Another example is the U.S. military, which is tapping industry to develop a special outfit for commandos. Dubbed the “Iron Man” suit, it could include “super-human strength, sensors that respond directly to brain functions, and liquid armor,” according to The Washington Post. A team of researchers at Harvard University have created a prototype for a “smart suit“ that makes its wearer faster, more agile, and better able to move heavy objects. A device called Tacit helps the visually impaired actually feel objects around them. Attached to the wrist, it uses ultrasound waves to scan the surrounding area and delivers pressure to the wearer when objects get too close. A German programmer has invented a way to pilot a camera-mounted drone by using just his head.
Embracing our robot allies
There’s no denying that advances in robotics and artificial intelligence will displace some jobs performed by humans today. But for every repetitive job that is lost to automation, it’s likely that more than one interesting, creative job will take its place – a job that only a human can do. As the authors of a recent report by the Pew Research Center point out: “[A]dvances in technology may displace certain types of work, but historically they have been a net creator of jobs.”
Enterprises must explore how they can best bring together the creativity and experience of their human workforce with the advanced capabilities of automation and artificial intelligence. Here are some ways to get started:
- Develop future scenarios and strategies built upon their own unique business models and industry requirements
- Digitize those business operations ripe for automation and identify those processes that benefits from human advantages like creativity and problem-solving.
- Identify functions that could be enhanced by a robot-human combination.
- Experiment with the latest sensor and robotic technologies as they emerge.

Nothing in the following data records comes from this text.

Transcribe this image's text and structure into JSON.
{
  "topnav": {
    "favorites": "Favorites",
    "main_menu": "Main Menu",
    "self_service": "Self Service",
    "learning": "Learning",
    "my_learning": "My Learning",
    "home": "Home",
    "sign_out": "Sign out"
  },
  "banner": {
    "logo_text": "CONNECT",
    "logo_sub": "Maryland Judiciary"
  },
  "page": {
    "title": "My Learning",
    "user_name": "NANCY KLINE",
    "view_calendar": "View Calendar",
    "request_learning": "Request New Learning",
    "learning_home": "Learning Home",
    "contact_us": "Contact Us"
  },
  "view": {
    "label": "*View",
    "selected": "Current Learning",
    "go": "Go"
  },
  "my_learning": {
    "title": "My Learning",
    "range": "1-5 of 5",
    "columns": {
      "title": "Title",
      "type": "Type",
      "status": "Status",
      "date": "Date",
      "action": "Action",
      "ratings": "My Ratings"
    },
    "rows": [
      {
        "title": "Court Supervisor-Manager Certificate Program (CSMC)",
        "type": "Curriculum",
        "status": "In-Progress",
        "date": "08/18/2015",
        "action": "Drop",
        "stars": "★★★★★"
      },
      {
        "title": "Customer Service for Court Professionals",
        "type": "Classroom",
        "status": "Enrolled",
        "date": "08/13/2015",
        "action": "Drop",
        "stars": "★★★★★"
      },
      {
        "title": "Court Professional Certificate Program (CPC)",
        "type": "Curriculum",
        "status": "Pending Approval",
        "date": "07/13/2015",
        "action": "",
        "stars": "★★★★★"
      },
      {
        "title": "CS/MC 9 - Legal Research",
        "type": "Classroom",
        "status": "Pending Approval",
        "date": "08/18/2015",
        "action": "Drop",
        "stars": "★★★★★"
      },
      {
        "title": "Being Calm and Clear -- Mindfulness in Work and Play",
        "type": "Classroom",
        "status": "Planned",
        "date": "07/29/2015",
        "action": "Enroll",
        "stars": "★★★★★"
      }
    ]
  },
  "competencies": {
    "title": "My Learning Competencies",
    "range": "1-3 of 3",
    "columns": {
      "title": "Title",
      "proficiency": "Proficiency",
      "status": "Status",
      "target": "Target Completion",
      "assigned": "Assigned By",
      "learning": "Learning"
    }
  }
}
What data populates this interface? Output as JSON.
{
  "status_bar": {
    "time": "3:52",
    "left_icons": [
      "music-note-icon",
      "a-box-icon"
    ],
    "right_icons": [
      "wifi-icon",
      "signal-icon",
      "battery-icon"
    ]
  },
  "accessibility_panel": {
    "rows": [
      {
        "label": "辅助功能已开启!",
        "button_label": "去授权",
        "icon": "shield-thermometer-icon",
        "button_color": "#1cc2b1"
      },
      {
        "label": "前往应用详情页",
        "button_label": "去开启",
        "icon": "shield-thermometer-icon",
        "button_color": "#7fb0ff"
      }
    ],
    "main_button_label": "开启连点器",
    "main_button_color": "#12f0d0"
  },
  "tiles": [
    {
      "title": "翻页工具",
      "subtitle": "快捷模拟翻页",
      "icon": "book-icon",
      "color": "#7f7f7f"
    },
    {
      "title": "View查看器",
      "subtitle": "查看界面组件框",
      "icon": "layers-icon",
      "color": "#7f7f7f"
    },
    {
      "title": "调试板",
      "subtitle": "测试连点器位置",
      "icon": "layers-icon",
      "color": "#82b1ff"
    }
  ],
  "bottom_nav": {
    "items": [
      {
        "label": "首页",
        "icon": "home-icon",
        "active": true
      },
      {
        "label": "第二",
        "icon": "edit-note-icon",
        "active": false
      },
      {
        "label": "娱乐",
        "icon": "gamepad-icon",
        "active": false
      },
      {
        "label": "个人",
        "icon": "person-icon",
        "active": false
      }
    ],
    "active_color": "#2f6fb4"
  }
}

- Pilot and implement virtual and augmented reality in production and supply chains
- Invite users to come up with new design ideas and future scenarios for man-machine interaction
- Be open to imagining entirely new robotic forms and functions.
Rather than fearing either the arrival of robot overlords or the mass loss of jobs, companies should start thinking about how they might incorporate man-machine collaboration to innovate, spur growth, and invent entire new categories of work.